If I say “I think it won’t snow tomorrow” and you reply “Yes it will, I can totally smell it in the air” — you’re probably wrong, because I checked the weather and the weather forecast is more reliable than smelling the air. If I say “the government will still be here tomorrow” and get the reply “no, I saw on 4chan that there’s a plot…”, well, you’re wrong, and please can we make a bet? If I say “the Sun will rise tomorrow” and you reply with “nah, it looked a weird color this morning, so it won’t rise tomorrow” — you’re not wrong, you’re insane.

Also note from the three examples above that very small probabilities don’t really exist. Certainly, as you know, 0% is not a real probability (in the real world). But obtaining finite probabilities like $10^{-10}$ is already an astonishing feat. You may have a lovely argument for why the probability should be that low, but I still need to assign a probability to your argument being wrong, and that probability is almost never going to go below 1%. Pretty much the only way to convincingly give probabilities lower than that is to have a massive pile of data showing that no, really, we tested $10^{10}$ times, and this thing has just never happened. No modeling uncertainty involved.

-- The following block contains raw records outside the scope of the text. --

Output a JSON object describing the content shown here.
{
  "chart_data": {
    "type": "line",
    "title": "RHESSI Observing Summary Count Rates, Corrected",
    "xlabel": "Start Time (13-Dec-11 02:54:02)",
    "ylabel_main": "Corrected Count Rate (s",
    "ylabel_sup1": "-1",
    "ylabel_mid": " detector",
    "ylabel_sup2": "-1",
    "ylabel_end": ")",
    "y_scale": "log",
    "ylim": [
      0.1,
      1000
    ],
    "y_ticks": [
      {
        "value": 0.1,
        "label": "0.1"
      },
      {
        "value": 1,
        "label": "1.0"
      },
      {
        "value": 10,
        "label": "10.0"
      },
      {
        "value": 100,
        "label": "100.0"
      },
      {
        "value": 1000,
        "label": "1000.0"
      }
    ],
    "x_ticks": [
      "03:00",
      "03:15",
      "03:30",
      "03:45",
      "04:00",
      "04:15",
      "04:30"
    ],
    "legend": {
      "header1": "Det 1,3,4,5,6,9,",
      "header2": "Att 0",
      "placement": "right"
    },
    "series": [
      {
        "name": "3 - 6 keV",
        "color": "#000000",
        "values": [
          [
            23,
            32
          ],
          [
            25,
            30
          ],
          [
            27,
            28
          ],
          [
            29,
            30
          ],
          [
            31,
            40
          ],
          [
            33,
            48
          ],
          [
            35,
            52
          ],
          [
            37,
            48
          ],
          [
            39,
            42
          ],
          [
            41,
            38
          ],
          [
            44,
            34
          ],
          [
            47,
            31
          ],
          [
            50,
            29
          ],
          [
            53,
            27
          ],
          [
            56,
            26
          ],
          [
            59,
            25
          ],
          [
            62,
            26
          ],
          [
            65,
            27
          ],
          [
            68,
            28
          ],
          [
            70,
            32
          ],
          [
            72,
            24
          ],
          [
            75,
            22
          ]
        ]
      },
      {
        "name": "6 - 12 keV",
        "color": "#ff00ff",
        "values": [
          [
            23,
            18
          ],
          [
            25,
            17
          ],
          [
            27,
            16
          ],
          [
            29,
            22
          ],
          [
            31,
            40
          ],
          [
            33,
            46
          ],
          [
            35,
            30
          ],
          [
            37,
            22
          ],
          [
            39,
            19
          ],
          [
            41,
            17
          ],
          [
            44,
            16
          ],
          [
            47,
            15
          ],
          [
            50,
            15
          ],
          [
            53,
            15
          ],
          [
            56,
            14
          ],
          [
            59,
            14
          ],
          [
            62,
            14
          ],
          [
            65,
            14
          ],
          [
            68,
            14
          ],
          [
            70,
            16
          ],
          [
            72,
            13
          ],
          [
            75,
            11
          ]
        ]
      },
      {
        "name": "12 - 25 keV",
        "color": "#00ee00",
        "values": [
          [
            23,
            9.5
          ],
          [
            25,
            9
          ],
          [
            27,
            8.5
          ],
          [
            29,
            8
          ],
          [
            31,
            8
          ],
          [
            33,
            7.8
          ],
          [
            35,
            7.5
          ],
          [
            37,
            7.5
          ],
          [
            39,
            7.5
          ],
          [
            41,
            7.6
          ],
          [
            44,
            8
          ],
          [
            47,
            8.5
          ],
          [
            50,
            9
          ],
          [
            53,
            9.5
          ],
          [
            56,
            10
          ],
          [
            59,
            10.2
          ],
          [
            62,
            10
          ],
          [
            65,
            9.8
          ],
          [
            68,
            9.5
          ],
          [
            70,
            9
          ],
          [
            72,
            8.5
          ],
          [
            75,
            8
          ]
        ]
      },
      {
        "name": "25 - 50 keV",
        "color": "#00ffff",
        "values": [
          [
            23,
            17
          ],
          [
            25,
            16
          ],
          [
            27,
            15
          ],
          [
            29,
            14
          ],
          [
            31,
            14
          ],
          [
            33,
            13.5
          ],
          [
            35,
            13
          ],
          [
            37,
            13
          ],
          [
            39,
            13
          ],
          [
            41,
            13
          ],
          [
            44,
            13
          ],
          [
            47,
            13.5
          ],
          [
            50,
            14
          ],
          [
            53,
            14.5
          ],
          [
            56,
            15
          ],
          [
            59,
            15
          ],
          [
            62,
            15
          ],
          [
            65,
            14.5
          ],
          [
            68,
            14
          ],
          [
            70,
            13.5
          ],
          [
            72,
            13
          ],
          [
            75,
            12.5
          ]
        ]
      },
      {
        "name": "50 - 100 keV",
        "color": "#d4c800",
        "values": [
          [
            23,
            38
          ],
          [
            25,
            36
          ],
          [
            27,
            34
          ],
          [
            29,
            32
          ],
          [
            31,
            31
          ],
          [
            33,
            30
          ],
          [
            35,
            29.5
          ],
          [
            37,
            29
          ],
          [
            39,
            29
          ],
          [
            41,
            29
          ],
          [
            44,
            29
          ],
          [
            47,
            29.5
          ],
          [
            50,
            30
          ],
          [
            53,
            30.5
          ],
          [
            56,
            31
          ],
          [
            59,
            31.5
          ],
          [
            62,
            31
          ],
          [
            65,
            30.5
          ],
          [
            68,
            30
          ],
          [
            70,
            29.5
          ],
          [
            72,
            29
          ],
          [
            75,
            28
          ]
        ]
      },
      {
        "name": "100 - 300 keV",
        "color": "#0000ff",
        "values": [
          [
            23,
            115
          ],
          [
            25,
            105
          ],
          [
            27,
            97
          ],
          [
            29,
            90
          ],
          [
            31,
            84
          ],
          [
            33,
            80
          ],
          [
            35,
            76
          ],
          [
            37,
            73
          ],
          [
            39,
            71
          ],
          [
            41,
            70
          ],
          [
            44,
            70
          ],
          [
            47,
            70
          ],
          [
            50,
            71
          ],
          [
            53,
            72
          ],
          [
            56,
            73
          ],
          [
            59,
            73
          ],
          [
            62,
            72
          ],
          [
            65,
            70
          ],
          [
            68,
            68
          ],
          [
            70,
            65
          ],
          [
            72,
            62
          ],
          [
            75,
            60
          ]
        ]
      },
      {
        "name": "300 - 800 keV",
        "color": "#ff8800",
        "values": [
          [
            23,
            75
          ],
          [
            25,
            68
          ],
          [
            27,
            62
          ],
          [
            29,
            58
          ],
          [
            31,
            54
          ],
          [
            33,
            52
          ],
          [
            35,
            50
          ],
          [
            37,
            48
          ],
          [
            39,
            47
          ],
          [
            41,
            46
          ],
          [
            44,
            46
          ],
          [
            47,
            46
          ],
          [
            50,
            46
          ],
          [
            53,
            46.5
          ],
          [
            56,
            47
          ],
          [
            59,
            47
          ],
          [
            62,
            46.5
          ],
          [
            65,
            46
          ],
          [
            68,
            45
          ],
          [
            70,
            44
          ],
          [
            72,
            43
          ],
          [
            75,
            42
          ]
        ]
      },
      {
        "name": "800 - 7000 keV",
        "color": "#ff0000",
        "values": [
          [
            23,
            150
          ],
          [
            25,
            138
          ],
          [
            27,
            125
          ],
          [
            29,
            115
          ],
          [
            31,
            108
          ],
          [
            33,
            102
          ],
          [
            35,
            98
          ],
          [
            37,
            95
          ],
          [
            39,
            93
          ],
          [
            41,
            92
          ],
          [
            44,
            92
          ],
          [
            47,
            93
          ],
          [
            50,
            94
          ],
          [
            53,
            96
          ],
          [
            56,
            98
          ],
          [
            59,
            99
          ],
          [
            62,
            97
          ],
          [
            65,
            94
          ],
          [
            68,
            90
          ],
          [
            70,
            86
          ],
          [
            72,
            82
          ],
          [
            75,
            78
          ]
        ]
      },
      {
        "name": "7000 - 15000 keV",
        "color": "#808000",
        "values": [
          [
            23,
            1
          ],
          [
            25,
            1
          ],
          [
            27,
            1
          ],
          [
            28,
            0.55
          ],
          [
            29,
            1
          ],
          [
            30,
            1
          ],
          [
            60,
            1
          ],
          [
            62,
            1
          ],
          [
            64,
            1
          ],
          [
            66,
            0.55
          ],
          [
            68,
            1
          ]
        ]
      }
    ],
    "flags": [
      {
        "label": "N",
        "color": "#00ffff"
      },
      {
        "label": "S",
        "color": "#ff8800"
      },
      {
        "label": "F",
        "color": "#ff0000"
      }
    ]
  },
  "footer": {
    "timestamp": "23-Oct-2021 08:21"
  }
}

This brings me to science, and the price of data. All fields of science make probabilistic claims. Often the “uncertainty” aspect is played down: “We found the Higgs boson!” is better press than “Yesterday we had a 4.98 sigma effect and today it’s 5.01”. Nevertheless, no claim is ever certain, and the uncertainty is always there.

But again, there the similarities end. The famed five-sigma threshold in physics corresponds to a probability of $\sim 10^{-7}$ that a bump in a histogram is merely a statistical fluke rather than a real physical effect. The fact that proton-proton collisions are cheap allowed there to be a large pile of data backing up the discovery of a $125\,\mathrm{GeV}$ Higgs, with sophisticated arguments and modeling kept to a minimum. The pile of data is now much larger, of course. Today, it’s more likely that there is a malicious conspiracy of particle physicists covering up the truth than that the Higgs data is the result of random noise.

As you move to fields without abundant cheap data, it becomes impossible to create such low probabilities. For instance, the standard model of cosmology involves a period of rapid expansion known as inflation. What is the probability that this is wrong: that there was never any cosmological inflation? Unclear, but I’d be shocked to hear even the most adamant partisan give a probability under 1% (and more than happy to take related bets). Or we can leave physics entirely: does raising the minimum wage cause unemployment? Confident assertions are a dime a dozen, but any claim of a probability lower than 10% should be looked on with extreme scepticism.

Superficially, the various sciences have a lot in common. The practitioners all have letters after their names, quantitative models are available, models are tested by being compared to some pile of data, and models that persistently fail such tests eventually get thrown out. But that doesn’t mean that intuition about one field carries over to others. It’s important to remember that claims made in particle physics are not the same sort of thing as claims made in, say, cosmology. You can be confident that your flight tomorrow won’t result in a fatal accident (a quick search suggests the probability is $\sim 10^{-7}$), and casually dismiss anyone who worries otherwise. The same confidence in most scientific results would be badly misplaced.